LOUISIANA, Mo. — An unassuming Northeast Missouri priest won a victory for freedom of speech just by saying Mass.
Father John Cummings was arrested after services at St. Joseph Catholic Church in Louisiana on Sept. 3, 1865.
His crime? Failing to take the new state constitution’s loyalty oath, which was enacted after the Civil War. Many saw it as a vindictive measure to keep former Confederates from holding jobs.
At his first court hearing, Cummings refused to enter a plea and only spoke long enough to recite the Apostles’ Creed.
The case was the first to test the constitutionality of the law. Cummings lost at Missouri’s highest court, but won a narrow 5 to 4 victory at the U.S. Supreme Court.

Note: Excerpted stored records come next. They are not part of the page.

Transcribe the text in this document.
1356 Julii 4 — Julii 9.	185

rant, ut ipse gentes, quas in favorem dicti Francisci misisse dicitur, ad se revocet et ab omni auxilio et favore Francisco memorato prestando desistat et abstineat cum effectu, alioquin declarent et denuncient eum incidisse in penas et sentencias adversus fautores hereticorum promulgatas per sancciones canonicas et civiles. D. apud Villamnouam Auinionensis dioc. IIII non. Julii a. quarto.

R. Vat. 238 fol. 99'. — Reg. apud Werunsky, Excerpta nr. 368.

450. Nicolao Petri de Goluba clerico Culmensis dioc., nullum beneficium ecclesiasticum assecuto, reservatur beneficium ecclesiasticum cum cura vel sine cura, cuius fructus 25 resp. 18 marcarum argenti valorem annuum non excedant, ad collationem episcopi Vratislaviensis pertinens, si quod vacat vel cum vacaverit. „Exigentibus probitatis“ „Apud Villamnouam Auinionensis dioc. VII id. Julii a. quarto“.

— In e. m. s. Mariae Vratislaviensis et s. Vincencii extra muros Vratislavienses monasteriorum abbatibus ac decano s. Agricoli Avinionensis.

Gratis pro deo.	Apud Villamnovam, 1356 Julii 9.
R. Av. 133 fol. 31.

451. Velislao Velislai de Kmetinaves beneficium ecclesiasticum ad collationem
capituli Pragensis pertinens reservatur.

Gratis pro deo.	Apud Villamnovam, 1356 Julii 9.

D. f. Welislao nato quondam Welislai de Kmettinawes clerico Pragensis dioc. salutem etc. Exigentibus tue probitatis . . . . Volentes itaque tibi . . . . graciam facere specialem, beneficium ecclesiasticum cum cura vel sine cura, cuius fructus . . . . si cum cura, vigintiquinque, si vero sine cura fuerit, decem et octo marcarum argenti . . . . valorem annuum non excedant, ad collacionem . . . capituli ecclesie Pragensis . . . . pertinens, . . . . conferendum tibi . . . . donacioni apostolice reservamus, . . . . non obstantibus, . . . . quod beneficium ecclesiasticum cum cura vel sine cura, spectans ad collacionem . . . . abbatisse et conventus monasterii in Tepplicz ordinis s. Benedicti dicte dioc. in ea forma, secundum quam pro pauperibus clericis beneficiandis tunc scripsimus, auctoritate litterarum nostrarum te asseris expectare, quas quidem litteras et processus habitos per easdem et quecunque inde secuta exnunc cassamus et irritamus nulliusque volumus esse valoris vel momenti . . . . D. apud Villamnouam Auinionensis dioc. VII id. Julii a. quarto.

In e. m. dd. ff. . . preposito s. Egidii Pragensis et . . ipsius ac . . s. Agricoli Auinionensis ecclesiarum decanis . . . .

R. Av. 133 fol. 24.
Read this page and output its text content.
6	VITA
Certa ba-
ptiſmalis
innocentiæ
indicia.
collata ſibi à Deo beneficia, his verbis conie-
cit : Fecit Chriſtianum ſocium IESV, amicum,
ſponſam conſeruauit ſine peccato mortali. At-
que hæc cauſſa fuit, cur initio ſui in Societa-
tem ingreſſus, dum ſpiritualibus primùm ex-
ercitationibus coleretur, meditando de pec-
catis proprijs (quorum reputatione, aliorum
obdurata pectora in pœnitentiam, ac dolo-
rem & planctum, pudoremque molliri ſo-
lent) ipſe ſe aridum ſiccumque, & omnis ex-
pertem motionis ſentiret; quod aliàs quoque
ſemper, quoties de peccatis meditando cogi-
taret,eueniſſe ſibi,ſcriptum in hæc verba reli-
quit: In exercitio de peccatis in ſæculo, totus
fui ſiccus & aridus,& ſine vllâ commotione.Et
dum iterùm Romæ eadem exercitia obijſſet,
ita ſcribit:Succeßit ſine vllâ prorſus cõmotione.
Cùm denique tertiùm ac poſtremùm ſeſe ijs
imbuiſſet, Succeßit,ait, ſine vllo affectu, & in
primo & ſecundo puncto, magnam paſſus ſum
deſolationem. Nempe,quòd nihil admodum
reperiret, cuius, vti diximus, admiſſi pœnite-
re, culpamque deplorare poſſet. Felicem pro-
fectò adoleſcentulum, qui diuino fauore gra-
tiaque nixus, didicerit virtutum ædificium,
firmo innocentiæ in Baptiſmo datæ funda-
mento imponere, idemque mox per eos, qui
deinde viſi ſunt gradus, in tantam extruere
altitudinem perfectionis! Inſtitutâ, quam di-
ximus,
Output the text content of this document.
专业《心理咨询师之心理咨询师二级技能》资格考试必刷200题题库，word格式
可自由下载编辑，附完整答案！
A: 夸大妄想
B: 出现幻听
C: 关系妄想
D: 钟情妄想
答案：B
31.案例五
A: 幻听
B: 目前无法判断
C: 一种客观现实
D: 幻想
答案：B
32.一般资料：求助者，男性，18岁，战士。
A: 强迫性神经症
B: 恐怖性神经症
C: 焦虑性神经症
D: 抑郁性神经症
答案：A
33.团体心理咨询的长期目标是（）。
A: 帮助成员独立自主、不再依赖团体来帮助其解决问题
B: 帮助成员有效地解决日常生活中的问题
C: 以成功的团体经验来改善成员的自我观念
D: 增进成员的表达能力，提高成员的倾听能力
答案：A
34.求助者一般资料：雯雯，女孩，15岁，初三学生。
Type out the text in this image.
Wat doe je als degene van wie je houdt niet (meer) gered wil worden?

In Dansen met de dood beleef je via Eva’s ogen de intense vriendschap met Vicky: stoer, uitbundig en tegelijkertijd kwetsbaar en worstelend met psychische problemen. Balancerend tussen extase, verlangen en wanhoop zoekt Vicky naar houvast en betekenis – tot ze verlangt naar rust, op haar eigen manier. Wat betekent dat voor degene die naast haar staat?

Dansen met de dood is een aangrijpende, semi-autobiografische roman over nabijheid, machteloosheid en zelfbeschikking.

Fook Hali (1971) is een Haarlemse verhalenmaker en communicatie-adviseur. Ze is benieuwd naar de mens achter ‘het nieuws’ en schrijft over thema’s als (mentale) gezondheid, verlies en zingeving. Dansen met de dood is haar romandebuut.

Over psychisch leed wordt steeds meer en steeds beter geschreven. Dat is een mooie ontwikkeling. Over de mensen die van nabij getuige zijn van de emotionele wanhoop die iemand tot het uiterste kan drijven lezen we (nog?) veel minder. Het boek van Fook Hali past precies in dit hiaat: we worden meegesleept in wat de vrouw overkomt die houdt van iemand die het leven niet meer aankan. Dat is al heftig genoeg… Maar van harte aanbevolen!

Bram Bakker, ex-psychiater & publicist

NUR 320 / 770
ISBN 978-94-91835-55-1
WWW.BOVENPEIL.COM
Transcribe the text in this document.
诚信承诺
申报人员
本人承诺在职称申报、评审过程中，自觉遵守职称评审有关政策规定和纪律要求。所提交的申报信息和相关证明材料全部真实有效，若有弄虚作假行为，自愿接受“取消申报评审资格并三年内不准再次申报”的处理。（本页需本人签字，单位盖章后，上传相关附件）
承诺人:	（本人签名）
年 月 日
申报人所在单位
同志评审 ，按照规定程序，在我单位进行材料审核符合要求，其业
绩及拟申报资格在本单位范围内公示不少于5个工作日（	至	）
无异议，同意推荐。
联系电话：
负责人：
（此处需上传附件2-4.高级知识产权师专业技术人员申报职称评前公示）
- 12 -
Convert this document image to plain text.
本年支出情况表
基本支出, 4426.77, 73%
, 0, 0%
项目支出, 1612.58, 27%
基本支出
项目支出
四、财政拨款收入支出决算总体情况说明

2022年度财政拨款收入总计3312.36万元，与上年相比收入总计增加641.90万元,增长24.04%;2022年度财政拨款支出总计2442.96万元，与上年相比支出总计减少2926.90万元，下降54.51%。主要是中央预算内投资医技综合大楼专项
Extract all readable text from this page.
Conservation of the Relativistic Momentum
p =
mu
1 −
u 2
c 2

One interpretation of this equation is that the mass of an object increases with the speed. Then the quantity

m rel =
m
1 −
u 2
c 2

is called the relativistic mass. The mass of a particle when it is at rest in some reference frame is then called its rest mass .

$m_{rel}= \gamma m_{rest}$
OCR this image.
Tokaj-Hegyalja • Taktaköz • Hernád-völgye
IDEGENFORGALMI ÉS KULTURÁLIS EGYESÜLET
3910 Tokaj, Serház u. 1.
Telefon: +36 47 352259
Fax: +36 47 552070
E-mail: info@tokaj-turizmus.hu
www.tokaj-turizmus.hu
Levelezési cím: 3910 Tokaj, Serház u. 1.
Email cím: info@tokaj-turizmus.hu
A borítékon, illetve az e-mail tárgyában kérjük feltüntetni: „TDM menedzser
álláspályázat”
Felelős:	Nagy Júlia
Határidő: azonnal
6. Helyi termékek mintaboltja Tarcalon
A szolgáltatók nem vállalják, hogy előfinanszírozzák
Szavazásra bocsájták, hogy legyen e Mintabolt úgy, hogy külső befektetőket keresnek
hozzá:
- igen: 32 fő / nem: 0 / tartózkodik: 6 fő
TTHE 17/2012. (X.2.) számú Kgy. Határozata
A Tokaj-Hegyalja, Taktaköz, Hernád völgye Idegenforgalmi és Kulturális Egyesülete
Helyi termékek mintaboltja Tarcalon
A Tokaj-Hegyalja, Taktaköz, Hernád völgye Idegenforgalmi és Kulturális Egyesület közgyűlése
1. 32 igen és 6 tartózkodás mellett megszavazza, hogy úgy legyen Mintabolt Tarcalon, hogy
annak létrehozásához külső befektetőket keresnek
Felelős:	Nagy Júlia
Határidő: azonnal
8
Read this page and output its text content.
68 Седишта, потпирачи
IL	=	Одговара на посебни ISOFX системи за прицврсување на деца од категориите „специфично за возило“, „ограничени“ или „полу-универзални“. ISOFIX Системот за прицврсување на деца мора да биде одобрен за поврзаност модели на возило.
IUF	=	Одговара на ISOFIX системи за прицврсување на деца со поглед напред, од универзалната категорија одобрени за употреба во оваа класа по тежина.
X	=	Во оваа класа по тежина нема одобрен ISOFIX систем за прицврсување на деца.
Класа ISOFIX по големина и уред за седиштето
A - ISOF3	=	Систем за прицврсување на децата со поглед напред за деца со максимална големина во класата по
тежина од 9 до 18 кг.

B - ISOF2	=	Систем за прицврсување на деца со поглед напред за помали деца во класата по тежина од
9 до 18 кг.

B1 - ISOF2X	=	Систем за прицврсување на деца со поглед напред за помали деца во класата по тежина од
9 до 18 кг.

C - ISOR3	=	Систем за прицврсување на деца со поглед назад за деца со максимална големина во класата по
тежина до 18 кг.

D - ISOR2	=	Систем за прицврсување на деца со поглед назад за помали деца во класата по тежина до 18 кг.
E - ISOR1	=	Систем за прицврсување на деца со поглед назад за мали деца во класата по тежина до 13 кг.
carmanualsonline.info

Writing for the majority, Justice Stephen Field said the oath was of “objectionable character” and tended to subvert the presumption of innocence.
Justice Hugo Black would later call the decision “one of the constitution’s great guarantees of liberty.”
Father Cummings served St. Stephen’s parish at Indian Creek near Monroe City before falling ill and dying in June 1873. He is buried in St. Louis, not far from the grave of Dred Scott, a slave who battled for freedom in a landmark legal case.
St. Joseph in Louisiana is still used for services.